The fighting commenced early on the morning of October 8, when troops from the 10th Indiana and 7th Arkansas exchanged shots over a water source. Wishing to secure the water, Buell ordered the division of Brigadier General Philip Sheridan forward to capture Peters Hill. This was done and the Confederates were driven away. Returning to his troops, Bragg believed that the main Union army was located near Frankfort and sent orders ahead to Polk to attack the Union troops near Perryville. Arriving in town, he was angered to find that his men had taken defensive positions.
Battle of Perryville - The Union Holds:
On the Union side, Buell's three corps were strung out to the west of Perryville, with Major General Alexander McCook's I Corps to the north, Major General Charles Gilbert's III Corps in the center, and Major General Thomas Crittenden's II Corps far to the south. As Buell was unavailable, there was little coordination between the corps and McCook's men bore the brunt of the fighting on the 8th. Focusing the bulk of his army on McCook's position, Bragg issued orders for three attacks to proceed en echelon. Due to an acoustic shadow, Buell was unaware of the scope of the battle until late in the day.
Commencing at 2:00 PM, the first Confederate attack, led by Brigadier General Daniel S. Donelson, encountered stiff resistance and took heavy casualties from Union guns on a hill known as Open Knob. Seeing this, Major General Benjamin F. Cheatham sent Brigadier General George Maney's men forward to clear the hill. Storming up the slope, they overwhelmed the Union defenders and pursued them through a field to another ridge where they were stopped by Colonel John Starkweather's brigade. Falling back after heavy fighting, Starkweather established a strong position on ridge lined by a stone wall from which his men repulsed each subsequent assault.
At 2:45, troops in the Confederate center began their advance. Meeting intense fire from Brigadier General Lovell H. Rousseau's division, their attack was repulsed. At the same time, the brigades of Brigadier General Bushrod R. Johnson and Brigadier General Patrick R. Cleburne assaulted Colonel William H. Lytle's brigade. Fighting stone wall to stone wall, the Confederates slowly pushed Lytle's men back. Finally, Lytle's brigade, along with Colonel Leonard A. Harris' brigade, was able to halt the Confederate advance.
The final Confederate push came against McCook's center, located near the Dixville Crossroads. The assault, made by two Confederate brigades, was defeated by the arrival of Union reinforcements. These had arrived as a result of Buell finally learning of the battle around 4:00, and ordering Gilbert to send men to McCook's aid. At the same time, Sheridan's division on Peters Hill easily repulsed an attack by Colonel Samuel Powell's brigade. Though his brigade commanders wish to continue attacking, Polk halted the assaults near the crossroads and ended the battle.
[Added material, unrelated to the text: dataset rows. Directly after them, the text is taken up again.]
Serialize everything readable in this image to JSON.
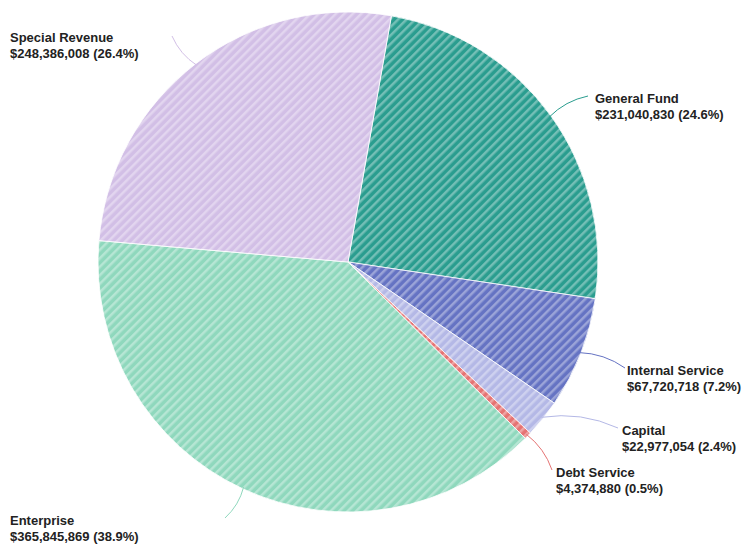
{
  "chart_data": {
    "type": "pie",
    "categories": [
      "General Fund",
      "Internal Service",
      "Capital",
      "Debt Service",
      "Enterprise",
      "Special Revenue"
    ],
    "values": [
      231040830,
      67720718,
      22977054,
      4374880,
      365845869,
      248386008
    ],
    "value_labels": [
      "$231,040,830 (24.6%)",
      "$67,720,718 (7.2%)",
      "$22,977,054 (2.4%)",
      "$4,374,880 (0.5%)",
      "$365,845,869 (38.9%)",
      "$248,386,008 (26.4%)"
    ],
    "colors": [
      "#2a9d8f",
      "#6573c3",
      "#b4b8e6",
      "#e57373",
      "#8fd8bd",
      "#d2bfe6"
    ],
    "data_labels": true
  }
}
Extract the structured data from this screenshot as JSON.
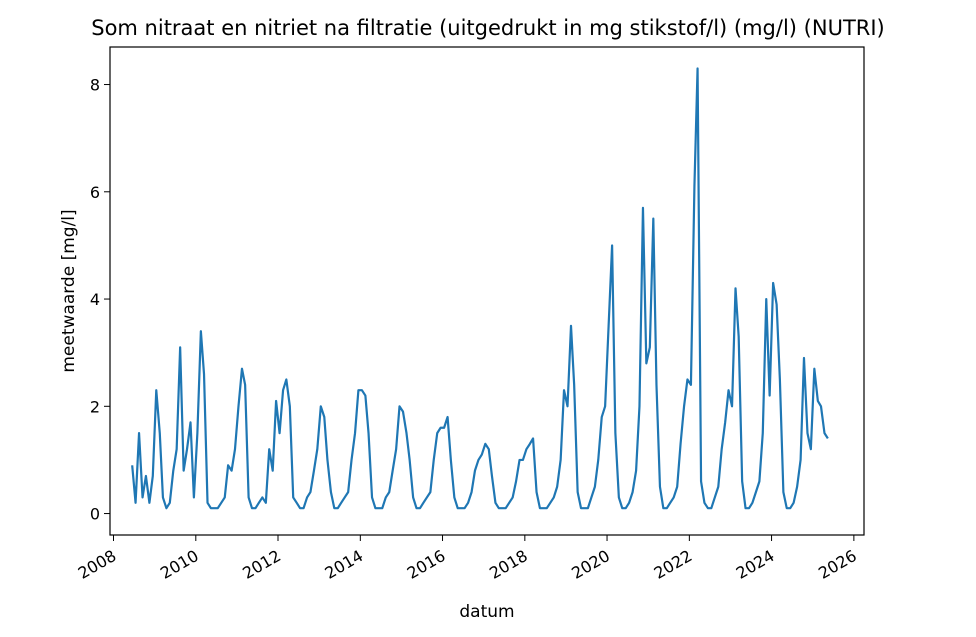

Aftermath of the Battle of Perryville
The Battle of Perryville cost Buell 894 killed, 2,911 wounded, and 471 captured/missing, while Bragg's losses numbered 532 killed, 2,641 wounded, and 228 captured/missing. As a result of his performance during the battle, Buell was replaced with Major General William Rosecrans on October 24. Despite having won a tactical victory, Bragg's situation remained precarious as Crittenden's corps threatened his rear. After meeting with his officers that night, Bragg began retreating back to Tennessee, ultimately taking a position near Murfreesboro.